Novità normative in materia di intelligenza artificiale

Approvato in via definitiva lo schema del decreto legislativo di adeguamento della normativa all'AI Act

L’intelligenza artificiale si appresta a entrare ufficialmente nel sistema di responsabilità amministrativa da reato dell’ente.

Le nuove disposizioni in materia di intelligenza artificiale derivano dalle deleghe contenute nella l. 23 settembre 2025, n. 132, adottata nell’ambito del processo di adeguamento dell’ordinamento nazionale al Regolamento (UE) 2024/1689 (AI Act).

Il Consiglio dei ministri ha approvato in via definitiva, il 4 agosto 2026, lo schema di decreto legislativo volto ad adeguare la normativa nazionale all’AI Act, prevedendo, tra le altre misure, l’introduzione del nuovo art. 437-bis c.p. e del nuovo art. 25-vicies del d.lgs. n. 231/2001, con il conseguente inserimento delle relative fattispecie nel catalogo dei reati presupposto 231.

Si tratta di novità particolarmente significative, poiché il sistema 231 viene ampliato con fattispecie penali specificamente connesse all’utilizzo dell’intelligenza artificiale e alla sicurezza dei relativi sistemi.

Lo schema di decreto prevede l’introduzione, nel catalogo di reati presupposto del d.lgs. n. 231/2001, del nuovo art. 25-vicies, rubricato “Reati commessi con l’uso di sistemi di intelligenza artificiale”, che disciplina l’applicazione della responsabilità dell’ente in relazione a due nuove fattispecie:

- l’art. 437-bis c.p., Omessa adozione di misure di sicurezza nei sistemi di intelligenza artificiale e alterazione illecita dei sistemi;

- l’art. 612-quater c.p., Illecita diffusione di contenuti generati o alterati con sistemi di intelligenza artificiale.

Il nuovo art. 25-vicies prevede, in particolare, per l’art. 437-bis c.p., una sanzione pecuniaria da 600 a 1.000 quote; per l’art. 612-quater c.p., una sanzione pecuniaria da 200 a700 quote.
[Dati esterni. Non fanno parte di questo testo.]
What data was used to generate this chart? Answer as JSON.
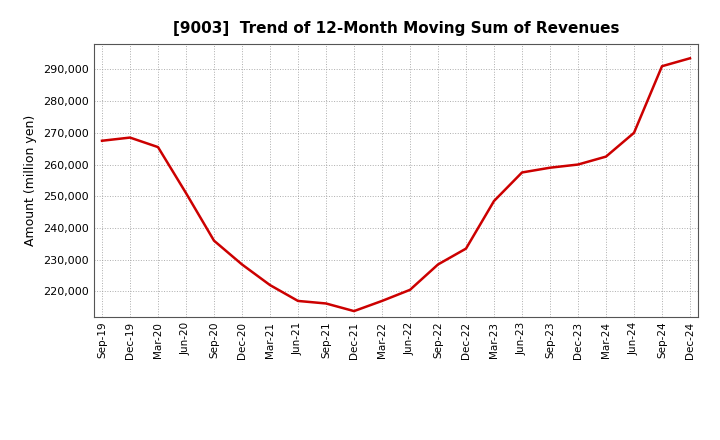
{
  "title": "[9003]  Trend of 12-Month Moving Sum of Revenues",
  "ylabel": "Amount (million yen)",
  "line_color": "#cc0000",
  "line_width": 1.8,
  "background_color": "#ffffff",
  "grid_color": "#999999",
  "tick_labels": [
    "Sep-19",
    "Dec-19",
    "Mar-20",
    "Jun-20",
    "Sep-20",
    "Dec-20",
    "Mar-21",
    "Jun-21",
    "Sep-21",
    "Dec-21",
    "Mar-22",
    "Jun-22",
    "Sep-22",
    "Dec-22",
    "Mar-23",
    "Jun-23",
    "Sep-23",
    "Dec-23",
    "Mar-24",
    "Jun-24",
    "Sep-24",
    "Dec-24"
  ],
  "values": [
    267500,
    268500,
    265500,
    251000,
    236000,
    228500,
    222000,
    217000,
    216200,
    213800,
    217000,
    220500,
    228500,
    233500,
    248500,
    257500,
    259000,
    260000,
    262500,
    270000,
    291000,
    293500
  ],
  "ylim": [
    212000,
    298000
  ],
  "yticks": [
    220000,
    230000,
    240000,
    250000,
    260000,
    270000,
    280000,
    290000
  ]
}
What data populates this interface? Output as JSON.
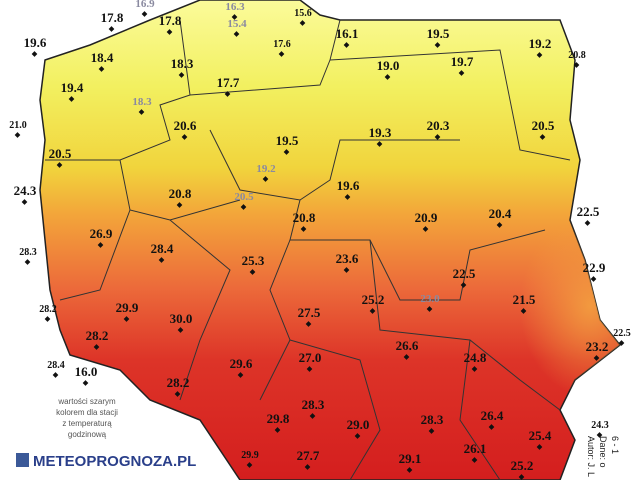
{
  "map": {
    "stations": [
      {
        "label": "16.9",
        "hourly": true
      },
      {
        "label": "16.3",
        "hourly": true
      },
      {
        "label": "15.6"
      },
      {
        "label": "17.8"
      },
      {
        "label": "17.8"
      },
      {
        "label": "15.4",
        "hourly": true
      },
      {
        "label": "17.6"
      },
      {
        "label": "16.1"
      },
      {
        "label": "19.5"
      },
      {
        "label": "19.2"
      },
      {
        "label": "20.8"
      },
      {
        "label": "19.6"
      },
      {
        "label": "18.4"
      },
      {
        "label": "18.3"
      },
      {
        "label": "19.0"
      },
      {
        "label": "19.7"
      },
      {
        "label": "19.4"
      },
      {
        "label": "18.3",
        "hourly": true
      },
      {
        "label": "17.7"
      },
      {
        "label": "21.0"
      },
      {
        "label": "20.6"
      },
      {
        "label": "19.5"
      },
      {
        "label": "19.3"
      },
      {
        "label": "20.3"
      },
      {
        "label": "20.5"
      },
      {
        "label": "19.2",
        "hourly": true
      },
      {
        "label": "20.5"
      },
      {
        "label": "24.3"
      },
      {
        "label": "20.8"
      },
      {
        "label": "20.5",
        "hourly": true
      },
      {
        "label": "19.6"
      },
      {
        "label": "20.8"
      },
      {
        "label": "20.9"
      },
      {
        "label": "20.4"
      },
      {
        "label": "22.5"
      },
      {
        "label": "26.9"
      },
      {
        "label": "28.3"
      },
      {
        "label": "28.4"
      },
      {
        "label": "25.3"
      },
      {
        "label": "23.6"
      },
      {
        "label": "22.9"
      },
      {
        "label": "22.5"
      },
      {
        "label": "21.5"
      },
      {
        "label": "23.0",
        "hourly": true
      },
      {
        "label": "25.2"
      },
      {
        "label": "28.2"
      },
      {
        "label": "29.9"
      },
      {
        "label": "30.0"
      },
      {
        "label": "27.5"
      },
      {
        "label": "22.5"
      },
      {
        "label": "28.2"
      },
      {
        "label": "23.2"
      },
      {
        "label": "26.6"
      },
      {
        "label": "24.8"
      },
      {
        "label": "28.4"
      },
      {
        "label": "16.0"
      },
      {
        "label": "27.0"
      },
      {
        "label": "29.6"
      },
      {
        "label": "28.2"
      },
      {
        "label": "28.3"
      },
      {
        "label": "26.4"
      },
      {
        "label": "24.3"
      },
      {
        "label": "29.8"
      },
      {
        "label": "29.0"
      },
      {
        "label": "28.3"
      },
      {
        "label": "25.4"
      },
      {
        "label": "26.1"
      },
      {
        "label": "27.7"
      },
      {
        "label": "29.1"
      },
      {
        "label": "29.9"
      },
      {
        "label": "25.2"
      }
    ],
    "note": [
      "wartości szarym",
      "kolorem dla stacji",
      "z temperaturą",
      "godzinową"
    ],
    "brand": "METEOPROGNOZA.PL",
    "side_text": [
      "Autor: J. L",
      "Dane: o",
      "6 - 1"
    ]
  }
}
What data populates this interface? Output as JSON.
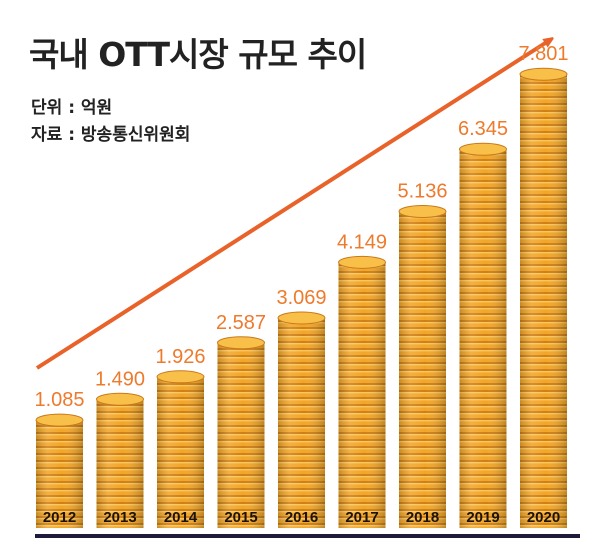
{
  "title": "국내 OTT시장 규모 추이",
  "unit": "단위 : 억원",
  "source": "자료 : 방송통신위원회",
  "colors": {
    "arrow": "#e8622a",
    "label": "#ee7a2c",
    "coin": "#f2a628",
    "coin_dark": "#c9781a",
    "coin_top": "#f8c049",
    "baseline": "#1e1a3c"
  },
  "chart_data": {
    "type": "bar",
    "categories": [
      "2012",
      "2013",
      "2014",
      "2015",
      "2016",
      "2017",
      "2018",
      "2019",
      "2020"
    ],
    "values": [
      1.085,
      1.49,
      1.926,
      2.587,
      3.069,
      4.149,
      5.136,
      6.345,
      7.801
    ],
    "value_labels": [
      "1.085",
      "1.490",
      "1.926",
      "2.587",
      "3.069",
      "4.149",
      "5.136",
      "6.345",
      "7.801"
    ],
    "title": "국내 OTT시장 규모 추이",
    "xlabel": "",
    "ylabel": "",
    "grid": false,
    "trend_arrow": true
  }
}
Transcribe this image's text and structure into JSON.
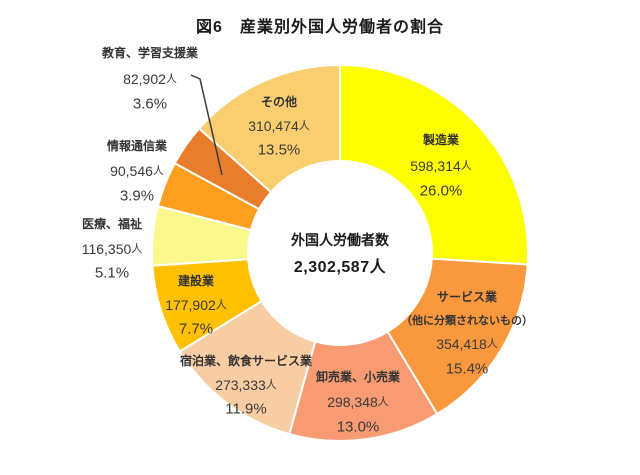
{
  "title": "図6　産業別外国人労働者の割合",
  "chart_data": {
    "type": "pie",
    "subtype": "donut",
    "title": "図6　産業別外国人労働者の割合",
    "center_label": "外国人労働者数",
    "center_value": "2,302,587人",
    "total": 2302587,
    "unit": "人",
    "start_angle_deg": 0,
    "direction": "clockwise",
    "legend": "none",
    "label_style": "each segment labeled with name, worker count and percent; three small segments labeled outside on the left, one with a leader line",
    "segments": [
      {
        "label": "製造業",
        "value": 598314,
        "value_label": "598,314人",
        "pct": 26.0,
        "pct_label": "26.0%",
        "color": "#FFFF00",
        "placement": "inside"
      },
      {
        "label": "サービス業（他に分類されないもの）",
        "label_lines": [
          "サービス業",
          "（他に分類されないもの）"
        ],
        "value": 354418,
        "value_label": "354,418人",
        "pct": 15.4,
        "pct_label": "15.4%",
        "color": "#F9983C",
        "placement": "inside"
      },
      {
        "label": "卸売業、小売業",
        "value": 298348,
        "value_label": "298,348人",
        "pct": 13.0,
        "pct_label": "13.0%",
        "color": "#F89B72",
        "placement": "inside"
      },
      {
        "label": "宿泊業、飲食サービス業",
        "value": 273333,
        "value_label": "273,333人",
        "pct": 11.9,
        "pct_label": "11.9%",
        "color": "#F9CDA4",
        "placement": "inside"
      },
      {
        "label": "建設業",
        "value": 177902,
        "value_label": "177,902人",
        "pct": 7.7,
        "pct_label": "7.7%",
        "color": "#FFC000",
        "placement": "inside"
      },
      {
        "label": "医療、福祉",
        "value": 116350,
        "value_label": "116,350人",
        "pct": 5.1,
        "pct_label": "5.1%",
        "color": "#FCF98C",
        "placement": "outside"
      },
      {
        "label": "情報通信業",
        "value": 90546,
        "value_label": "90,546人",
        "pct": 3.9,
        "pct_label": "3.9%",
        "color": "#FE9F20",
        "placement": "outside"
      },
      {
        "label": "教育、学習支援業",
        "value": 82902,
        "value_label": "82,902人",
        "pct": 3.6,
        "pct_label": "3.6%",
        "color": "#E87E2B",
        "placement": "outside-with-leader"
      },
      {
        "label": "その他",
        "value": 310474,
        "value_label": "310,474人",
        "pct": 13.5,
        "pct_label": "13.5%",
        "color": "#F9CE6F",
        "placement": "inside"
      }
    ]
  }
}
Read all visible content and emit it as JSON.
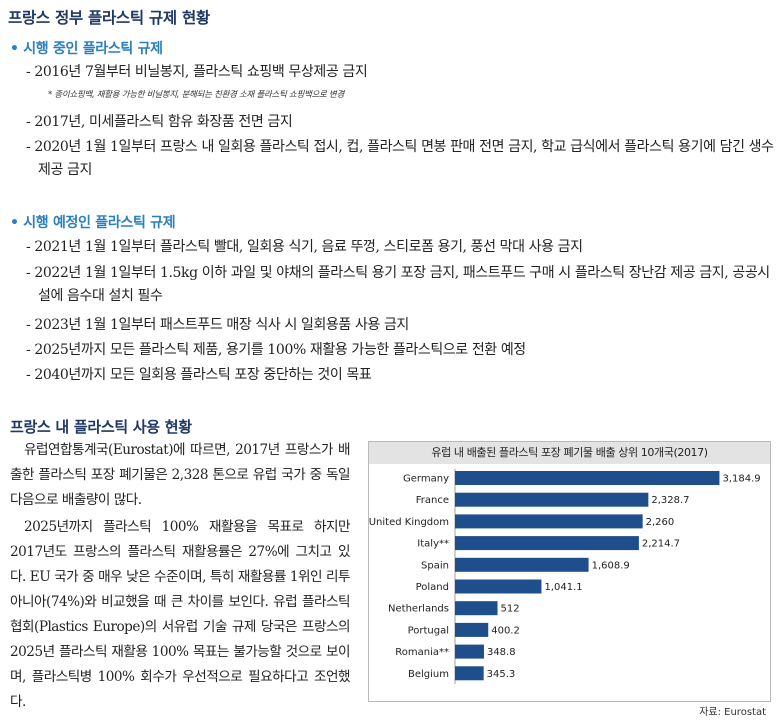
{
  "title": "프랑스 정부 플라스틱 규제 현황",
  "section_current": {
    "heading": "• 시행 중인 플라스틱 규제",
    "items": [
      "- 2016년 7월부터 비닐봉지, 플라스틱 쇼핑백 무상제공 금지",
      "- 2017년, 미세플라스틱 함유 화장품 전면 금지",
      "- 2020년 1월 1일부터 프랑스 내 일회용 플라스틱 접시, 컵, 플라스틱 면봉 판매 전면 금지, 학교 급식에서 플라스틱 용기에 담긴 생수 제공 금지"
    ],
    "note": "* 종이쇼핑백, 재활용 가능한 비닐봉지, 분해되는 친환경 소재 플라스틱 쇼핑백으로 변경"
  },
  "section_planned": {
    "heading": "• 시행 예정인 플라스틱 규제",
    "items": [
      "- 2021년 1월 1일부터 플라스틱 빨대, 일회용 식기, 음료 뚜껑, 스티로폼 용기, 풍선 막대 사용 금지",
      "- 2022년 1월 1일부터 1.5kg 이하 과일 및 야채의 플라스틱 용기 포장 금지, 패스트푸드 구매 시 플라스틱 장난감 제공 금지, 공공시설에 음수대 설치 필수",
      "- 2023년 1월 1일부터 패스트푸드 매장 식사 시 일회용품 사용 금지",
      "- 2025년까지 모든 플라스틱 제품, 용기를 100% 재활용 가능한 플라스틱으로 전환 예정",
      "- 2040년까지 모든 일회용 플라스틱 포장 중단하는 것이 목표"
    ]
  },
  "usage": {
    "heading": "프랑스 내 플라스틱 사용 현황",
    "paragraphs": [
      "유럽연합통계국(Eurostat)에 따르면, 2017년 프랑스가 배출한 플라스틱 포장 폐기물은 2,328 톤으로 유럽 국가 중 독일 다음으로 배출량이 많다.",
      "2025년까지 플라스틱 100% 재활용을 목표로 하지만 2017년도 프랑스의 플라스틱 재활용률은 27%에 그치고 있다. EU 국가 중 매우 낮은 수준이며, 특히 재활용률 1위인 리투아니아(74%)와 비교했을 때 큰 차이를 보인다. 유럽 플라스틱협회(Plastics Europe)의 서유럽 기술 규제 당국은 프랑스의 2025년 플라스틱 재활용 100% 목표는 불가능할 것으로 보이며, 플라스틱병 100% 회수가 우선적으로 필요하다고 조언했다."
    ]
  },
  "chart_data": {
    "type": "bar",
    "orientation": "horizontal",
    "title": "유럽 내 배출된 플라스틱 포장 폐기물 배출 상위 10개국(2017)",
    "categories": [
      "Germany",
      "France",
      "United Kingdom",
      "Italy**",
      "Spain",
      "Poland",
      "Netherlands",
      "Portugal",
      "Romania**",
      "Belgium"
    ],
    "values": [
      3184.9,
      2328.7,
      2260,
      2214.7,
      1608.9,
      1041.1,
      512,
      400.2,
      348.8,
      345.3
    ],
    "value_labels": [
      "3,184.9",
      "2,328.7",
      "2,260",
      "2,214.7",
      "1,608.9",
      "1,041.1",
      "512",
      "400.2",
      "348.8",
      "345.3"
    ],
    "xlim": [
      0,
      3300
    ],
    "grid": false,
    "bar_color": "#1f4e8c"
  },
  "source": "자료: Eurostat"
}
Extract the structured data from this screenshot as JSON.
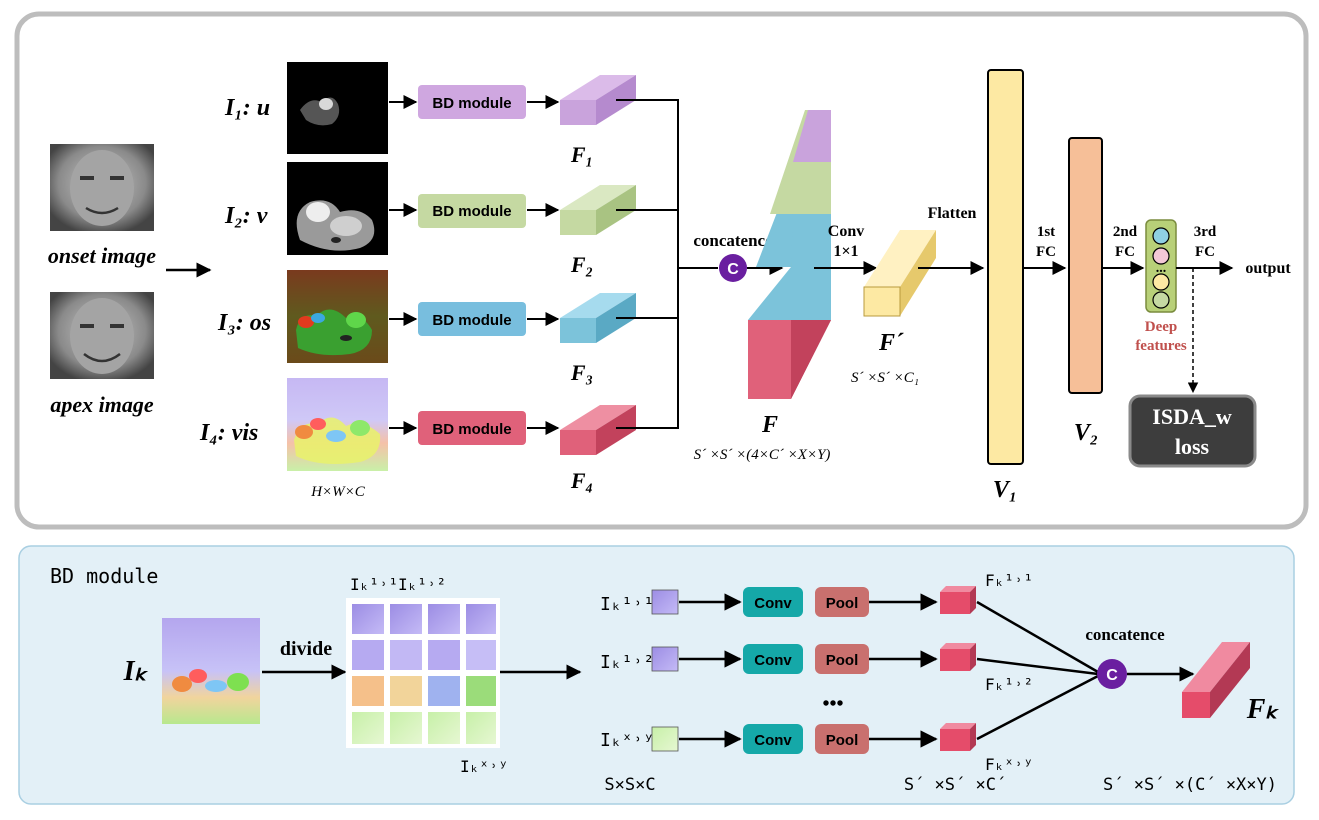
{
  "top": {
    "onset_label": "onset image",
    "apex_label": "apex image",
    "inputs": [
      {
        "label": "I₁: u"
      },
      {
        "label": "I₂: v"
      },
      {
        "label": "I₃: os"
      },
      {
        "label": "I₄: vis"
      }
    ],
    "hwc_label": "H×W×C",
    "bd_labels": [
      "BD module",
      "BD module",
      "BD module",
      "BD  module"
    ],
    "feature_labels": [
      "F₁",
      "F₂",
      "F₃",
      "F₄"
    ],
    "concat_label": "concatence",
    "concat_symbol": "C",
    "F_label": "F",
    "F_dims": "S´ ×S´ ×(4×C´ ×X×Y)",
    "conv_label_1": "Conv",
    "conv_label_2": "1×1",
    "Fprime_label": "F´",
    "Fprime_dims": "S´ ×S´ ×C₁",
    "flatten_label": "Flatten",
    "fc1_label_1": "1st",
    "fc1_label_2": "FC",
    "fc2_label_1": "2nd",
    "fc2_label_2": "FC",
    "fc3_label_1": "3rd",
    "fc3_label_2": "FC",
    "V1_label": "V₁",
    "V2_label": "V₂",
    "output_label": "output",
    "deep_features_1": "Deep",
    "deep_features_2": "features",
    "dots_label": "...",
    "loss_label_1": "ISDA_w",
    "loss_label_2": "loss",
    "colors": {
      "purple_block": "#c9a3dc",
      "green_block": "#c5d9a2",
      "blue_block": "#7cc3da",
      "red_block": "#e0617a",
      "yellow_block": "#fde9a3",
      "orange_block": "#f6bf98",
      "concat_circle": "#6a1fa0",
      "deep_features_text": "#c0504d",
      "loss_box": "#3d3d3d"
    }
  },
  "bottom": {
    "title": "BD module",
    "Ik_label": "Iₖ",
    "divide_label": "divide",
    "patch_label_11": "Iₖ¹˒¹",
    "patch_label_12": "Iₖ¹˒²",
    "patch_label_XY": "Iₖˣ˒ʸ",
    "rows": [
      {
        "in_label": "Iₖ¹˒¹",
        "out_label": "Fₖ¹˒¹"
      },
      {
        "in_label": "Iₖ¹˒²",
        "out_label": "Fₖ¹˒²"
      },
      {
        "in_label": "Iₖˣ˒ʸ",
        "out_label": "Fₖˣ˒ʸ"
      }
    ],
    "conv_label": "Conv",
    "pool_label": "Pool",
    "ellipsis": "•••",
    "concat_label": "concatence",
    "concat_symbol": "C",
    "Fk_label": "Fₖ",
    "dims_in": "S×S×C",
    "dims_mid": "S´ ×S´ ×C´",
    "dims_out": "S´ ×S´ ×(C´ ×X×Y)",
    "colors": {
      "panel_bg": "#e3f0f7",
      "conv": "#15a8a8",
      "pool": "#c9706e",
      "cube": "#e54c6a"
    }
  }
}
Per entrambe le fattispecie sono inoltre previste sanzioni interdittive, tra cui la sospensione o revoca di autorizzazioni, licenze o concessioni funzionali alla commissione dell'illecito, il divieto di contrattare con la Pubblica Amministrazione, l’esclusione da agevolazioni, finanziamenti, contributi o sussidi e il divieto di pubblicizzare beni o servizi.